Persuading Your Supplier to Drop Ship

The Checkout
Once the visitor has made a commitment to purchase a selection of goods and services from you, he or she has to go through the checkout. The checkout process is a continuation of the basket or cart metaphor that we met in the e-commerce category. Once a visitor has passed through the checkout, we call them a customer.

In fact, an online checkout process is little more than a glorified data capture operation. It’s at this stage that we ask the customer for their billing and shipping addresses, and their credit card information. Once we have that information, we can proceed with validating that the customer has the means to pay, and that we have the ability to send the goods to them. Therefore, in this article we’re going to discuss about Drop shipping

Drop Shipping

Drop shipping is the term given to the process of asking your suppliers to ship goods to your customers on your behalf.
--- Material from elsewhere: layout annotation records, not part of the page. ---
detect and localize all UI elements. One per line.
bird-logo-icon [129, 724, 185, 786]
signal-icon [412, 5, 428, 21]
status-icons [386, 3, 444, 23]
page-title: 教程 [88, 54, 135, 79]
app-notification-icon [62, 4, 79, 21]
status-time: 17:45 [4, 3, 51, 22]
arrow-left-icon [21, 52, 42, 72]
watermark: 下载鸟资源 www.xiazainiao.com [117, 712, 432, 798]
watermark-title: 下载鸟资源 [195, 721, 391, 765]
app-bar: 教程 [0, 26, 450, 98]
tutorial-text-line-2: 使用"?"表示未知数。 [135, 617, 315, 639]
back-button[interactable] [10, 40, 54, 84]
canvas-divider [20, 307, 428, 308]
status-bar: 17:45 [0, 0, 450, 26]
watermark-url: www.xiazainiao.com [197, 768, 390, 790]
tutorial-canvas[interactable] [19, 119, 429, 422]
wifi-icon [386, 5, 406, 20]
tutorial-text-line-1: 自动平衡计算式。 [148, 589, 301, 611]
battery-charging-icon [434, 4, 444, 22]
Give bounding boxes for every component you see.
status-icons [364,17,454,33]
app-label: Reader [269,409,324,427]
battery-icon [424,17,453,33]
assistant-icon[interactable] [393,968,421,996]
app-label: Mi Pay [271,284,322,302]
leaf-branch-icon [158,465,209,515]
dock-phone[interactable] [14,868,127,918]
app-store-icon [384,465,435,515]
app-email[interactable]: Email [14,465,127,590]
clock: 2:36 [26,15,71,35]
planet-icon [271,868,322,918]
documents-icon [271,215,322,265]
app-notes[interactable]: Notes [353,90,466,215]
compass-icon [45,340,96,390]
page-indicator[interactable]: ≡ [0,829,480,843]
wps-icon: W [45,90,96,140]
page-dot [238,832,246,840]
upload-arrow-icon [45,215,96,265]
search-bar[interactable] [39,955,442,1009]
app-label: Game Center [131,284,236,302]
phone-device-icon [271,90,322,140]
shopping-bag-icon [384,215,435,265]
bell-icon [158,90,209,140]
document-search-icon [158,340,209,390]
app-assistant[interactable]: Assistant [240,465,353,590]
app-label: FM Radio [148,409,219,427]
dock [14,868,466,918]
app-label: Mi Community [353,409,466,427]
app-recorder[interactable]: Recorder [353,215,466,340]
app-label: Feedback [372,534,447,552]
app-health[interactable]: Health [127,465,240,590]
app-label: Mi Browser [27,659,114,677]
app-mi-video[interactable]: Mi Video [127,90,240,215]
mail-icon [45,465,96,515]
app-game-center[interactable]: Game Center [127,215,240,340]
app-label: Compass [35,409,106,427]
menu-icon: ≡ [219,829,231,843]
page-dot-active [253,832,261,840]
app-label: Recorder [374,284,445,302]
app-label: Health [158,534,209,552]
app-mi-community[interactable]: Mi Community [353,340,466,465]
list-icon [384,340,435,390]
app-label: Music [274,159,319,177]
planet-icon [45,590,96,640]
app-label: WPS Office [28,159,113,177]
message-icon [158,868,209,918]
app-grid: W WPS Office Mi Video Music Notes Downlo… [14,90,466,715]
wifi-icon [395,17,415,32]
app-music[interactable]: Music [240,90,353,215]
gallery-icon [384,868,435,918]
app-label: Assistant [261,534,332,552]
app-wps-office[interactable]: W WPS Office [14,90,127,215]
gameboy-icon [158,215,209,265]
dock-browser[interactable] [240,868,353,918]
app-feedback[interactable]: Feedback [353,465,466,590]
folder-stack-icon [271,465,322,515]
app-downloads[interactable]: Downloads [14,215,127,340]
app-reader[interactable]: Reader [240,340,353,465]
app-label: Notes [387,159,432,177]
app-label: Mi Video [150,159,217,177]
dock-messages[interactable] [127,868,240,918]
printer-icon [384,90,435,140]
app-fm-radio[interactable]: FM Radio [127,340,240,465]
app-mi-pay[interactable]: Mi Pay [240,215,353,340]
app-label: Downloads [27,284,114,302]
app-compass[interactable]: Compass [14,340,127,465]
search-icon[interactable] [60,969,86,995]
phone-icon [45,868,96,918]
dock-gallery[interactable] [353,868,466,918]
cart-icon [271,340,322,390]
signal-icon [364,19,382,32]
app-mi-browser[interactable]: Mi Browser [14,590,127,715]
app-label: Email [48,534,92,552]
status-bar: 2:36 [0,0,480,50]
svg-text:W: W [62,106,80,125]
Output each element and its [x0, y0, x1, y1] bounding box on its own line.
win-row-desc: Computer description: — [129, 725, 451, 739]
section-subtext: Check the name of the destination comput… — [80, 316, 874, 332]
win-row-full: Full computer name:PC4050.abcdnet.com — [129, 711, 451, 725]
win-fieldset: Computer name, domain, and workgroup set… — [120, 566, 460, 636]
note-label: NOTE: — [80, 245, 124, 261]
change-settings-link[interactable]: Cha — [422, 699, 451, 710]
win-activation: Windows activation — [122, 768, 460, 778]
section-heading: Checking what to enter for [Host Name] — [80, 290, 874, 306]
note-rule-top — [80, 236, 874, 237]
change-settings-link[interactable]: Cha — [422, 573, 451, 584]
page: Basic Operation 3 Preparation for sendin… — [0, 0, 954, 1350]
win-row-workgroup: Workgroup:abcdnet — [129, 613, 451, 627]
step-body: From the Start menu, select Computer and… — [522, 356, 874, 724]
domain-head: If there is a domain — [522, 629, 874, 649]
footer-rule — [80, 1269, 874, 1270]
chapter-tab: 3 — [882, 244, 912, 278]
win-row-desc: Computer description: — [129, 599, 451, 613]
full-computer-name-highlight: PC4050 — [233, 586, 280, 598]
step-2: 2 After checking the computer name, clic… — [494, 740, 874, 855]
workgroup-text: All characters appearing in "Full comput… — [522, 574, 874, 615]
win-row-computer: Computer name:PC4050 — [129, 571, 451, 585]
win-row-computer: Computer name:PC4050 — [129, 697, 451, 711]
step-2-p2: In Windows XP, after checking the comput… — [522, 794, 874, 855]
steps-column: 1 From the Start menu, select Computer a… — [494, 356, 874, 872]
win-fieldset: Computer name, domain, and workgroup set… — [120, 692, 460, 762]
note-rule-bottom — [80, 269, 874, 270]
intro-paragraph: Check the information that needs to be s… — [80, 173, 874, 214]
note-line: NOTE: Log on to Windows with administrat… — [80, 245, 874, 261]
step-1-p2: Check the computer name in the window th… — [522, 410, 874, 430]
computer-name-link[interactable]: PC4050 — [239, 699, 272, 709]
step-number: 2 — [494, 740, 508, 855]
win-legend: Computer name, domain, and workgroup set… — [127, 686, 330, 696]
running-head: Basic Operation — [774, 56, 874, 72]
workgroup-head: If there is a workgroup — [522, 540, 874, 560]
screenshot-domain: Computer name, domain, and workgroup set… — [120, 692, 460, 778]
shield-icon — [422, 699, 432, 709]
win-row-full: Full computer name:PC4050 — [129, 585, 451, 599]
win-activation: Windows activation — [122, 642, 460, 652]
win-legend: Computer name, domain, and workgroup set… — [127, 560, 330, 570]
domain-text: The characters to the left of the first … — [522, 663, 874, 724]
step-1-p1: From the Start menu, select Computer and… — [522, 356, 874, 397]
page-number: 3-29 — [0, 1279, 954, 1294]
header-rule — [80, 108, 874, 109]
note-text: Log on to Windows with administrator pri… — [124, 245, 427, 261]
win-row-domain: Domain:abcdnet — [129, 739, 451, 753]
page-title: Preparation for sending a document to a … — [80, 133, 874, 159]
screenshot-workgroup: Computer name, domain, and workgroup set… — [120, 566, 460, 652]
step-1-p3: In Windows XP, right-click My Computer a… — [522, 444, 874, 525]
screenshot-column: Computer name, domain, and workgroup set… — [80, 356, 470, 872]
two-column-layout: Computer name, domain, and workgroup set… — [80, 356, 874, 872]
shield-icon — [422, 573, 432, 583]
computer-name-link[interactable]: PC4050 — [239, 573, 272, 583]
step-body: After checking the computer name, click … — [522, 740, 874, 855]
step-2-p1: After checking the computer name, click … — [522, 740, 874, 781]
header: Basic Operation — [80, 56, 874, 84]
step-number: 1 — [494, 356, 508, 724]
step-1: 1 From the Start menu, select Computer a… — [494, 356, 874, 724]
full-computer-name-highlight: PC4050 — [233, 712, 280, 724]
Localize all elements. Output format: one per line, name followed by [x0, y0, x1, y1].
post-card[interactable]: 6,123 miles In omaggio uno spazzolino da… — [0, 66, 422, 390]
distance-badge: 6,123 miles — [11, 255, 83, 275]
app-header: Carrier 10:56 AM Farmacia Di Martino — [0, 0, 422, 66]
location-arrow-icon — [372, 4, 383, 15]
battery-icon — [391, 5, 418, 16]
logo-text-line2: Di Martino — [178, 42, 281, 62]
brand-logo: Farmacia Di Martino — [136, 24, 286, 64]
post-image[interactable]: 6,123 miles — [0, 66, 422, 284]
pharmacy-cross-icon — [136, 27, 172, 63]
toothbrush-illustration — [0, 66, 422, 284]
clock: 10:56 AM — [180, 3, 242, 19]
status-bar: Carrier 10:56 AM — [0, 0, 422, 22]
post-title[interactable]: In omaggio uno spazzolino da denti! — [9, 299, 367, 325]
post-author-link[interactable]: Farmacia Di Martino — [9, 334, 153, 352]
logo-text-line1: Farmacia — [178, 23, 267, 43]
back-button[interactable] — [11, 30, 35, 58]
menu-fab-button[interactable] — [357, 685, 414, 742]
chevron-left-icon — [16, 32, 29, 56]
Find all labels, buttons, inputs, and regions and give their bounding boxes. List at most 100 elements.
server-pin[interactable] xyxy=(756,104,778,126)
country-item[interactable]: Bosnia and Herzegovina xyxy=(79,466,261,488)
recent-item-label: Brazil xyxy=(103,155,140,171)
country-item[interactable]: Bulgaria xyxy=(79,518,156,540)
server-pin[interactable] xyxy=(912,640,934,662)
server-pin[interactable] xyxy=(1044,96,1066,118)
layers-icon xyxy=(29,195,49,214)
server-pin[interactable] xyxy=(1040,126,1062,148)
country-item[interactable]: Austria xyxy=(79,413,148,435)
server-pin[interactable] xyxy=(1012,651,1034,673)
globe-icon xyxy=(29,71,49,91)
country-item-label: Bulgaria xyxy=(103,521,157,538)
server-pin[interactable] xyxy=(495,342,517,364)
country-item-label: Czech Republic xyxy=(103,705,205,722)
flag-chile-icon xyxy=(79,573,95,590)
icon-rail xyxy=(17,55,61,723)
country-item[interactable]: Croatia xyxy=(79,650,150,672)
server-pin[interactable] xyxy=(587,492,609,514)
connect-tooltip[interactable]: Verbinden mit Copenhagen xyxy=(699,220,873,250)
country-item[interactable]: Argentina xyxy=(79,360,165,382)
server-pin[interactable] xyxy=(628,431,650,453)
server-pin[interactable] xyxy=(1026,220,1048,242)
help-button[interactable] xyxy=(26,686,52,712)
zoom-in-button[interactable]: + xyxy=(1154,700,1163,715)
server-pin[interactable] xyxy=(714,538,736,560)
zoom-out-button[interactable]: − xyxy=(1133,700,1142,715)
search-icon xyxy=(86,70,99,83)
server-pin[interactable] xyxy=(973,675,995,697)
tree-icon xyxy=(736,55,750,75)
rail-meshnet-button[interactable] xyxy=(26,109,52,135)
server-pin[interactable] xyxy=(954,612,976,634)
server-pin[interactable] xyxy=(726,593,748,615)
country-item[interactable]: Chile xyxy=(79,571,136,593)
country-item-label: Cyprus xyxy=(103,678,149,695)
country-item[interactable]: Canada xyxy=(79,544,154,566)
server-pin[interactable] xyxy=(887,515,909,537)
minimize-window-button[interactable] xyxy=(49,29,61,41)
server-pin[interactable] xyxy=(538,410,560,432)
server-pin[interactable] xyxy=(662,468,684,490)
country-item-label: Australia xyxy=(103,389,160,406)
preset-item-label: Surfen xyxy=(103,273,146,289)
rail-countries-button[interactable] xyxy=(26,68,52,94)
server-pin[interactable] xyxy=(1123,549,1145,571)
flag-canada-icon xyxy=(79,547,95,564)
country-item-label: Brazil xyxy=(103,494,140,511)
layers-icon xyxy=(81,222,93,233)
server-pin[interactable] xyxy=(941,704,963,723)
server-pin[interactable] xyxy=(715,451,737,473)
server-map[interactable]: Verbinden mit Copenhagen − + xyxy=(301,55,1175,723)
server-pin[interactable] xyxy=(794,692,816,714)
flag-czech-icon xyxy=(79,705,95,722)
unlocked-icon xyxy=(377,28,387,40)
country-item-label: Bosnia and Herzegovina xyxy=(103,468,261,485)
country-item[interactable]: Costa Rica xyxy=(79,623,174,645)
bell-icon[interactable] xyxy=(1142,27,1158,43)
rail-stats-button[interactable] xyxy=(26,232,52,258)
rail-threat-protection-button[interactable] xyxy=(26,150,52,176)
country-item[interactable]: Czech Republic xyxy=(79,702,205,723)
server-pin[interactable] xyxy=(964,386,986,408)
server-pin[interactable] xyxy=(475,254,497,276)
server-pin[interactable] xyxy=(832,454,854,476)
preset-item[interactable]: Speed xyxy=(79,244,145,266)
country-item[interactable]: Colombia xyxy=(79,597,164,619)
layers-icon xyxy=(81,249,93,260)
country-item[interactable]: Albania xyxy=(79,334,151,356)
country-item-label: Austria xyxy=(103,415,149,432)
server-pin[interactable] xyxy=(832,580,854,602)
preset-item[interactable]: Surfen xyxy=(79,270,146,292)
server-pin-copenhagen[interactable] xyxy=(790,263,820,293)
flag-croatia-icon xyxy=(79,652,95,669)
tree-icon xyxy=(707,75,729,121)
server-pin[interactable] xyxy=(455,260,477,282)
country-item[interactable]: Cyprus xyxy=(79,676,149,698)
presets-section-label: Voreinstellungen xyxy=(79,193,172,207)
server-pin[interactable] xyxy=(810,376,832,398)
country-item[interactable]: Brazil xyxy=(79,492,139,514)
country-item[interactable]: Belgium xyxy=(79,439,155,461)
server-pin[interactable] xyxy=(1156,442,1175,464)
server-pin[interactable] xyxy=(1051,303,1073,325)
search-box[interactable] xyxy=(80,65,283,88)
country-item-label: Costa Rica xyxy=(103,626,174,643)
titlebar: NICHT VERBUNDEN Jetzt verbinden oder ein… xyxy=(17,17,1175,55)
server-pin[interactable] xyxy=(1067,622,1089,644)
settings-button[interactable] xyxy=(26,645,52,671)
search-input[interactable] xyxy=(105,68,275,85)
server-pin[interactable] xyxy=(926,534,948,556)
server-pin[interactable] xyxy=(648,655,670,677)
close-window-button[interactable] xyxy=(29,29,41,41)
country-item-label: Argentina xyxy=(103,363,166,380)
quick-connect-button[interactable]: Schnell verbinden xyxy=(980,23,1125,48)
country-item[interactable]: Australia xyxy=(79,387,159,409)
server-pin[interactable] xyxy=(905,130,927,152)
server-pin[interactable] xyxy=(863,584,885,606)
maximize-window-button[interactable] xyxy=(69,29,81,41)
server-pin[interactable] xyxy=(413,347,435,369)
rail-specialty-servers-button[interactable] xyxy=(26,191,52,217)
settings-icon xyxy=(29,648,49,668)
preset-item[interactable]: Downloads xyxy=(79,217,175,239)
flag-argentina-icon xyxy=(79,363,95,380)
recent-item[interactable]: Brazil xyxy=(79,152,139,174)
In this model, the retailer doesn’t keep stock (or keeps very little stock) and relies on the stock management and distribution skills of its suppliers to satisfy orders the customer places.

In, we’ll be assuming that Rony’s suppliers have agreed to drop ship, so that Rony can concentrate on maintaining the site and creating a sense of community with his customers. However, there’s a lot of code that needs to be implemented so that we can acquire the customers details and their orders, and then pass them on to the relevant supplier, which is what we will be discussing in this and the following category.

Persuading Your Supplier to Drop Ship

As a small retailer, we do not have the cash to buy a lot of stock. This means that, in the offline world, we could only hold stock of a select number of machines – in other words, we couldn’t sell every machine by every manufacturer, nor could we hold enough stock to satisfy all of the orders we were able to get. Or, if we did, our operating capital was affected, making our business less resistant to change.

However, suppliers can hold stock of an entire product range or ranges, and they can hold enough to meet demand. As long as we pay the suppliers for their shipping costs, it makes no odds to them if they ship directly to our customers or to us exclusively.

Purchasing products on the Internet is often cheaper than doing so from a store, because the overheads to run an online store are less than those to run an offline store. Rony has to rent his offline store and buy stock to sell in the store (some of which is slow selling and will sit on the shelves for several months). If his suppliers drop ship to his customers, he only has to worry about maintaining the Web site, as stock will not be bought until it is needed. The only increase in costs occurs in shipping costs (as the supplier has to make lots of small shipments instead of a few large ones); however, the customers themselves usually pay for the cost of shipment as an additional charge.

Another reason why products are often cheaper on the Internet is because e-commerce sites usually significantly reduce their profit margins on each product, in the hope of gaining market share.

Our customers never directly raise customer service queries with the supplier – the retailer remains their first line of support. In addition, our supplier doesn’t have to deal with the risk of selling to our customers – we still pay the supplier even if the customer turns out to be making a fraudulent order.

However, we are still sending a large number of orders through its system. At this point, we’re still making phone calls or sending faxes – we’re not actively reducing administration costs in the supplier’s organization.